Important for the renewed clout it gave Robert Altman, The Player (1992) gets my vote for the most overrated film in the director’s oeuvre. It’s not a bad movie. In fact, it’s a bitterly entertaining—sometimes hysterically funny—work. It’s also a shrewdly knowing work. Aspects of the film are almost documentarian in approach. The murdered David Kahane’s (Vincent D’Onofrio) funeral at the Hollywood Memorial Park Cemetery (now refurbished as Hollywood Forever Cemetery) starts on a shot of a dead fish in one of the ponds. Considering the shabby state of the cemetery in 1992, it’s not only an apt image, chances are good that the fish just happened to be dead and Altman took advantage of it. Similarly, it’s a picture-perfect image of a “Hollywood funeral,” recalling such real-life bad taste as Pat O’Brien’s comment at Carole Landis’ funeral, “This is the toughest matinee Carole and I ever played.” But this is also part and parcel of why I find it a lesser Altman work: It’s too easy, too facile, and it’s cynical in a way no other Altman film I can think of is.

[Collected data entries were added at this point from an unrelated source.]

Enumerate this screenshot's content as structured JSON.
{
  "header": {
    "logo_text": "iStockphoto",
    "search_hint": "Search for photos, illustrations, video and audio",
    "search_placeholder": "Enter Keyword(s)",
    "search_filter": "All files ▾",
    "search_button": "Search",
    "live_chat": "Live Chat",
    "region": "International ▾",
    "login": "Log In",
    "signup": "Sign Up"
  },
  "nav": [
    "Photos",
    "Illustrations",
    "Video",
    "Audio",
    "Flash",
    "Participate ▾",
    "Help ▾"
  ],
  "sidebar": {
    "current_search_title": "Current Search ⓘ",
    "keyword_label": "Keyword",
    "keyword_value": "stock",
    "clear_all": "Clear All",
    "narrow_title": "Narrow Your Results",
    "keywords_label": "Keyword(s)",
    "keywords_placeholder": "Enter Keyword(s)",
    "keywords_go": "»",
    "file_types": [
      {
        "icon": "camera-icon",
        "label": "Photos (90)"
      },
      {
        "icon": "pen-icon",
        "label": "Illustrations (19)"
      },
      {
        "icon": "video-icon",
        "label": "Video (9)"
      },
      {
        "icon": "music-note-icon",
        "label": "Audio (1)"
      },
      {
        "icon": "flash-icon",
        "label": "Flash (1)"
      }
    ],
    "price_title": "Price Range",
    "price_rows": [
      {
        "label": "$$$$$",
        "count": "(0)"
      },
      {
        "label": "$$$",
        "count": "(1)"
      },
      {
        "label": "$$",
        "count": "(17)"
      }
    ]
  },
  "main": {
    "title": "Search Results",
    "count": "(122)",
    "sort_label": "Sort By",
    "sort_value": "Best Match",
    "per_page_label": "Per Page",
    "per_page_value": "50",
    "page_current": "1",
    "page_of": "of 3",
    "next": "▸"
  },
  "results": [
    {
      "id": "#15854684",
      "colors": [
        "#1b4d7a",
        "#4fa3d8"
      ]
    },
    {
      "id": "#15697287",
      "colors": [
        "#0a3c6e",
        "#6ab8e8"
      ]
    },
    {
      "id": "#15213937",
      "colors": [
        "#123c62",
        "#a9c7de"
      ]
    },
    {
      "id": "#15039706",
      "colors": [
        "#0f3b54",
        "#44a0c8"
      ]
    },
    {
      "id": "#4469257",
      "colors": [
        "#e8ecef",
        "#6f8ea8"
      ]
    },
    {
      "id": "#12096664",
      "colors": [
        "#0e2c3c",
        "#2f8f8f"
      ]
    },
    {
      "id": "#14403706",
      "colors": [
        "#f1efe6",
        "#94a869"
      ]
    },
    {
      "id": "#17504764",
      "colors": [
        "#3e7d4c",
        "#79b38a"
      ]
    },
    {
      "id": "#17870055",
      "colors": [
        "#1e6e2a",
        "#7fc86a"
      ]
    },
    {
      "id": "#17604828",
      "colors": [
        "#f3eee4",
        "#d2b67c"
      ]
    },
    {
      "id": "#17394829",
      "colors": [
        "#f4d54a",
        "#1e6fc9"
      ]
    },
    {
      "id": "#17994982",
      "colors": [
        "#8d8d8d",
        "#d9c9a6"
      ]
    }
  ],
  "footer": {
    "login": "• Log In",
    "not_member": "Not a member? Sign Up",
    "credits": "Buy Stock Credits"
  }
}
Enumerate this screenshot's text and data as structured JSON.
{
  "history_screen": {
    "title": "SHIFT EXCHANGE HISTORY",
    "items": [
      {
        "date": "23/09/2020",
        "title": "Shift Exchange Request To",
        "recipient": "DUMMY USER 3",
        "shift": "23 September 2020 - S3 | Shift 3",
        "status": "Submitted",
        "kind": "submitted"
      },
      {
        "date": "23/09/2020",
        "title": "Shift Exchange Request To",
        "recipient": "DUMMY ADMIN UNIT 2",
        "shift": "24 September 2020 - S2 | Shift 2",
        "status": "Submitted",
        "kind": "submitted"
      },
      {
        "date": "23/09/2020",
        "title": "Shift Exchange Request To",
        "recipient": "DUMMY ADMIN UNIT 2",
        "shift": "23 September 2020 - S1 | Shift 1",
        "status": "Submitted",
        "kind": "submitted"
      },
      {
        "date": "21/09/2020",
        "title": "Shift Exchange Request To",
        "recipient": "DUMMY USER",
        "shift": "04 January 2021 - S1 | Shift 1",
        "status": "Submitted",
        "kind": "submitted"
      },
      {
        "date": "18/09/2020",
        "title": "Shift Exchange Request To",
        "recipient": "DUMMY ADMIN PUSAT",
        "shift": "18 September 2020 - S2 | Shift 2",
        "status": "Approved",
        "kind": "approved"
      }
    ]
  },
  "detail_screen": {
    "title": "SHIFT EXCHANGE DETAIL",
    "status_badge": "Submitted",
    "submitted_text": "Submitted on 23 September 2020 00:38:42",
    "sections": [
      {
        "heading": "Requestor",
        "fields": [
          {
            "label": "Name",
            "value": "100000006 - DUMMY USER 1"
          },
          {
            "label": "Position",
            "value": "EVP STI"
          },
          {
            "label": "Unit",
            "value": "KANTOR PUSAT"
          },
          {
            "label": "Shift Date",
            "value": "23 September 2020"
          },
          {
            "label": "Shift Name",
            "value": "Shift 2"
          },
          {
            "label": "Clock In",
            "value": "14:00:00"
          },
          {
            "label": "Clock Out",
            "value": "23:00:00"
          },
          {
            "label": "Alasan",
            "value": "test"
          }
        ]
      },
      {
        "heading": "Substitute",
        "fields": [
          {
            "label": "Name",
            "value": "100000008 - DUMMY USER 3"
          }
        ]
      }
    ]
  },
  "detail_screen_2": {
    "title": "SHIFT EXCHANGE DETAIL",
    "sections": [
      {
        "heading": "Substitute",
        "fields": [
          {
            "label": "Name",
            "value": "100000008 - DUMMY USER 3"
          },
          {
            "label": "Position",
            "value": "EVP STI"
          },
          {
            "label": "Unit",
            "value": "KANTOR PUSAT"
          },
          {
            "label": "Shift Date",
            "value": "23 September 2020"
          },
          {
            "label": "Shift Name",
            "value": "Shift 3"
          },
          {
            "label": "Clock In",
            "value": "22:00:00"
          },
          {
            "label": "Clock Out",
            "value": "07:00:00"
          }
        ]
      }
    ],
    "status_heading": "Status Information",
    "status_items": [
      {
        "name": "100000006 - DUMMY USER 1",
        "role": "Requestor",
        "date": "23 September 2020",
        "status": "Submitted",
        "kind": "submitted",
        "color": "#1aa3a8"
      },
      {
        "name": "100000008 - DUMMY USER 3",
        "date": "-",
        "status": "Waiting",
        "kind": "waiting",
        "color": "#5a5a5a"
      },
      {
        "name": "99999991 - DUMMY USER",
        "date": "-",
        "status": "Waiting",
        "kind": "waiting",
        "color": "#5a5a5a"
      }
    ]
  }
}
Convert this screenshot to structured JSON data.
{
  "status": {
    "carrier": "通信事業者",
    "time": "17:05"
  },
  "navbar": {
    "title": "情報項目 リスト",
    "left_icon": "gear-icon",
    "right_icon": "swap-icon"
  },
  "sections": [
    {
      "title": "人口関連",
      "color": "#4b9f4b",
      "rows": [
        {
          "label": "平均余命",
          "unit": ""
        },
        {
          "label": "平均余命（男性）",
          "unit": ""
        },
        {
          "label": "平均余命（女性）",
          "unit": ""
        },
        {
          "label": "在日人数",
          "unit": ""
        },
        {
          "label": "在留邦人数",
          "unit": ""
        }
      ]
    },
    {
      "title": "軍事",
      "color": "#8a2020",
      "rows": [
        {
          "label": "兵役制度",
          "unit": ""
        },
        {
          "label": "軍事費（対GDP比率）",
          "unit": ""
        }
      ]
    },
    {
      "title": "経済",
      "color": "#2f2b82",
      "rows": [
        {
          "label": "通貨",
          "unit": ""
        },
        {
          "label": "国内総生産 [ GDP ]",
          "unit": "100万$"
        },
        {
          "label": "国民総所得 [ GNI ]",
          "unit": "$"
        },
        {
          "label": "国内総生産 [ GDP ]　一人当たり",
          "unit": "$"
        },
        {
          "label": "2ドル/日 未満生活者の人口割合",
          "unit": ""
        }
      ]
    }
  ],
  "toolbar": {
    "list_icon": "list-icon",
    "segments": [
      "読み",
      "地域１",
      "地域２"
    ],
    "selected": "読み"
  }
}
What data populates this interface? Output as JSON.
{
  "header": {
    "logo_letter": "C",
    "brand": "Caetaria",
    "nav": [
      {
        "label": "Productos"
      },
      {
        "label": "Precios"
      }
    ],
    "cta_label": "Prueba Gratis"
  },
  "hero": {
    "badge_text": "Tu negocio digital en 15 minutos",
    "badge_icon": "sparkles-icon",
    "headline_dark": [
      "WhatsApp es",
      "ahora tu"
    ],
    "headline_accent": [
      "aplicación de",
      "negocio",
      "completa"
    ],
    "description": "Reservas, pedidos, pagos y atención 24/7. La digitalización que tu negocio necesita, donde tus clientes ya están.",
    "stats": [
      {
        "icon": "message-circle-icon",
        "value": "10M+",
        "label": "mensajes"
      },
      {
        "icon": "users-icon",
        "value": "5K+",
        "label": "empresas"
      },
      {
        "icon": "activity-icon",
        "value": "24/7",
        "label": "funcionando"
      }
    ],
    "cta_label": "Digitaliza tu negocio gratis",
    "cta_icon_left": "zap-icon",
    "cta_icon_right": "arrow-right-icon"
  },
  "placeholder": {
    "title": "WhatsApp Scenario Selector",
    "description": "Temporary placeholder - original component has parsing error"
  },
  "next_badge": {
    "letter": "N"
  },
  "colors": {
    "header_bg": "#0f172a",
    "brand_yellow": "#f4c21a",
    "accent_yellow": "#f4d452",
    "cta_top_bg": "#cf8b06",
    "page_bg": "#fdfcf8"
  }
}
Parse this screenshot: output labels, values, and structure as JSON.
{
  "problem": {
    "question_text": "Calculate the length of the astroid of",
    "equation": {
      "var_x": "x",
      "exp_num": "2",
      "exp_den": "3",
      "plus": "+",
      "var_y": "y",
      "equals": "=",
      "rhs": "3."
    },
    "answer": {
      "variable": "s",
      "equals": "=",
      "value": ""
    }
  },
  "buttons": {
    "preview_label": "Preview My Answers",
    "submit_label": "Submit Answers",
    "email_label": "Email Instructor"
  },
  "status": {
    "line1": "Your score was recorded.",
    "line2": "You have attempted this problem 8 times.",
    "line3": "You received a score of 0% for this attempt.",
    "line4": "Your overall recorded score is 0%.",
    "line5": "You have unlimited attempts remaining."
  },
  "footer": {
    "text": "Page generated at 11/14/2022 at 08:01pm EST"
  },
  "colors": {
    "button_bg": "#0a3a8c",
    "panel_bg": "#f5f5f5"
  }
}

There’s no real sympathy for the characters—just a blistering satire of the worst of Hollywood. (One wonders how completely the amazing roster of guest stars were in on the joke.) Maybe that’s why Altman seems to be distracting himself with technical games, like the admittedly impressive long-take opening shot. It’s unfair, I suppose, to call the shot merely a game, since Altman uses it to encompass the Philistine mindset of 1992 Hollywood, with its fake reverence for a past the players barely understand and with once-honored creators like Buck Henry being reduced to pitching The Graduate II to producers who only dimly know that The Graduate was a popular success. The film’s plot—following hotshot Griffin Mills (Tim Robbins), his murder of an abusive screenwriter, his attempts to get away with it and his equally desperate attempts not to lose his clout to upstart newcomer Larry Levy (Peter Gallagher)—works well as a clothesline on which to hang the satirical jabs. It’s brilliantly done, but Altman’s humanity—as much a trademark as ensemble casts and overlapping dialogue—is curiously absent. Maybe it was too close to home for him, and the temptation to skewer the studio system that had written him off in the age of demographic studies was too great. It’s essential to Altman’s filmography, but it’s not a complete Altman film.